M. le curé veut placer Sylvain en ville.
Jeanne dit un jour à M. le curé:
«Vous avez pour mon Sylvain de trop grandes bontés, vous en faites un monsieur; il serait bien temps qu'il s'occupât de cultiver nos terres; il en sait plus long qu'il ne lui en faut; qu'il apprenne donc à présent à manier la charrue.
--Jeanne, cet enfant est si doux et en même temps si délicat, que je ne puis m'habituer à penser qu'il passera sa vie à piocher la terre. N'y a-t-il pas mille autres manières de gagner son pain? Il est très-intelligent et beaucoup plus instruit que les autres enfants de son âge, car il a bien profité de tout ce que je lui ai appris. Je voudrais le placer chez un notaire de mes amis, à qui j'en ai déjà parlé.

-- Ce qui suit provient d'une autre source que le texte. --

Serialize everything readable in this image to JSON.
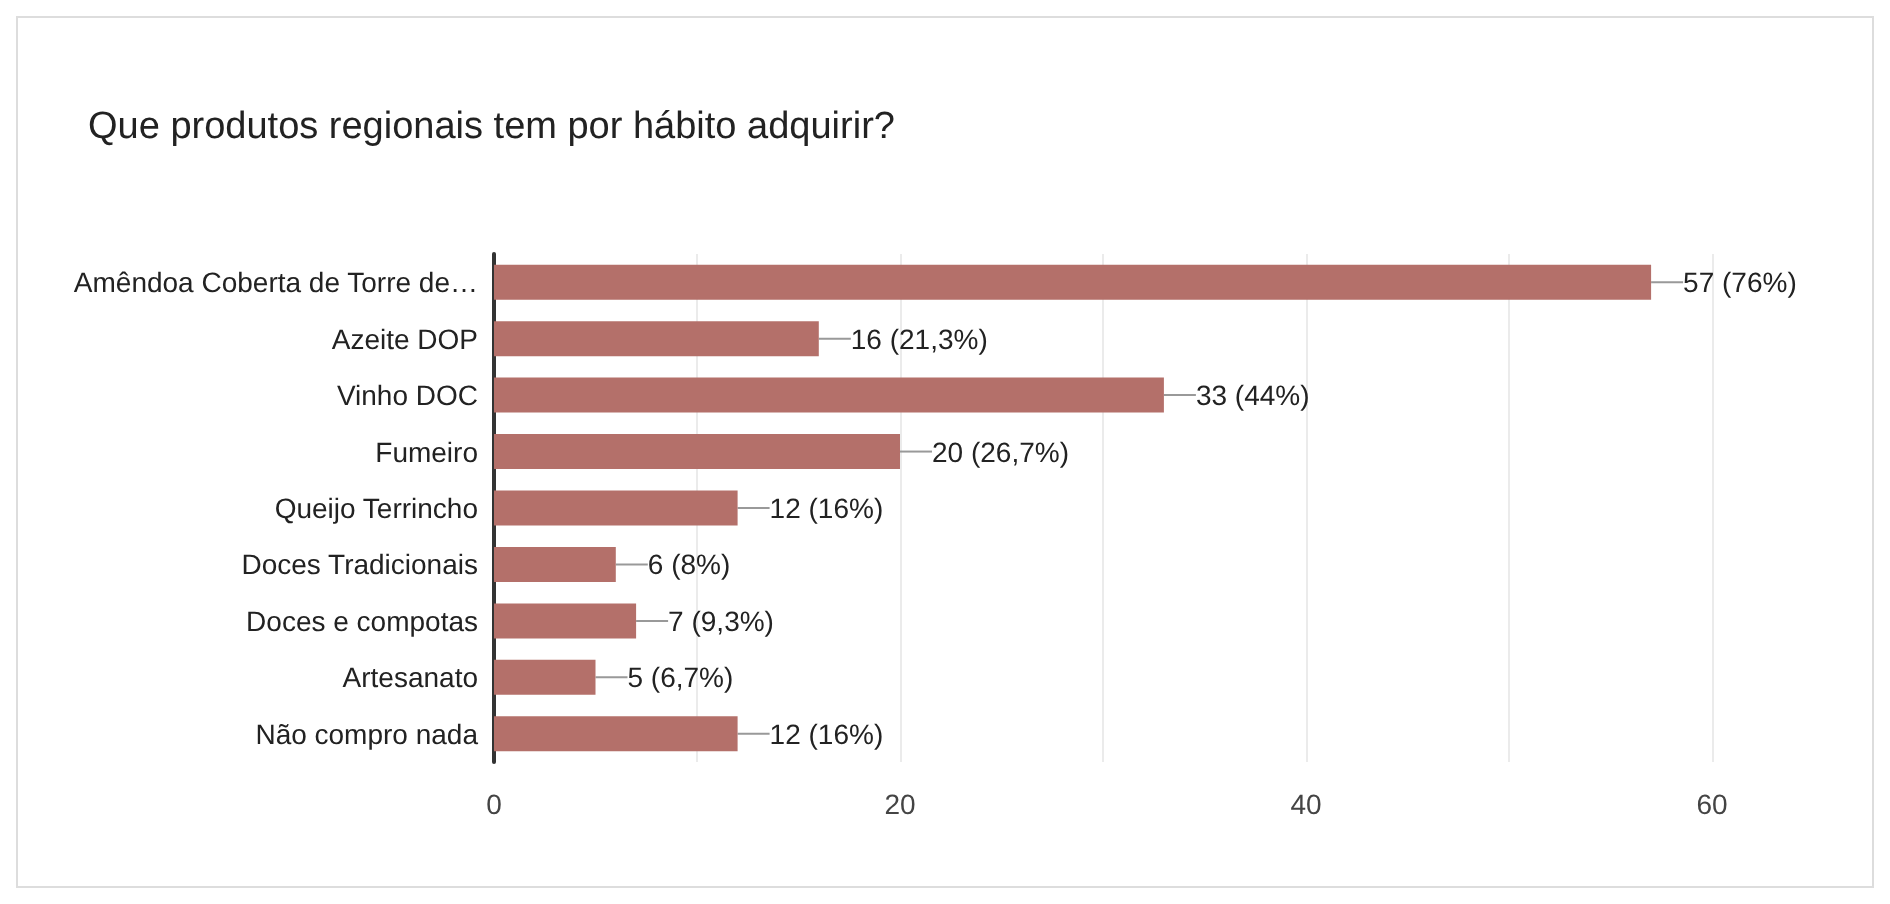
{
  "chart_data": {
    "type": "bar",
    "orientation": "horizontal",
    "title": "Que produtos regionais tem por hábito adquirir?",
    "categories": [
      "Amêndoa Coberta de Torre de…",
      "Azeite DOP",
      "Vinho DOC",
      "Fumeiro",
      "Queijo Terrincho",
      "Doces Tradicionais",
      "Doces e compotas",
      "Artesanato",
      "Não compro nada"
    ],
    "values": [
      57,
      16,
      33,
      20,
      12,
      6,
      7,
      5,
      12
    ],
    "value_labels": [
      "57 (76%)",
      "16 (21,3%)",
      "33 (44%)",
      "20 (26,7%)",
      "12 (16%)",
      "6 (8%)",
      "7 (9,3%)",
      "5 (6,7%)",
      "12 (16%)"
    ],
    "color": "#b4706a",
    "xlim": [
      0,
      60
    ],
    "xticks": [
      0,
      {
        "value": 10,
        "label": null
      },
      20,
      {
        "value": 30,
        "label": null
      },
      40,
      {
        "value": 50,
        "label": null
      },
      60
    ],
    "grid": "x"
  }
}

--Croyez-vous, monsieur le curé, qu'il puisse être heureux en ville, où il n'aura personne pour l'aimer?
--Laissez donc, Jeanne! les gens chez qui je le placerai lui serviront de famille; c'est une maison honnête, où il sera bien tenu et ils ne lui donneront que de bons exemples.
--Monsieur le curé, vous en savez plus long que moi là-dessus; mais j'aurais mieux aimé qu'il restât paysan comme son père; c'est encore l'état qui donne le plus de bonheur et où on est le moins exposé à mal faire.
Jeanne s'occupa de mettre en ordre les effets de Sylvain; elle fit refaire à sa taille les plus beaux habits de son père, et M. le curé le mena chez son ami le notaire.
Jeanne s'aperçoit que le petit Louis sera un enfant simple.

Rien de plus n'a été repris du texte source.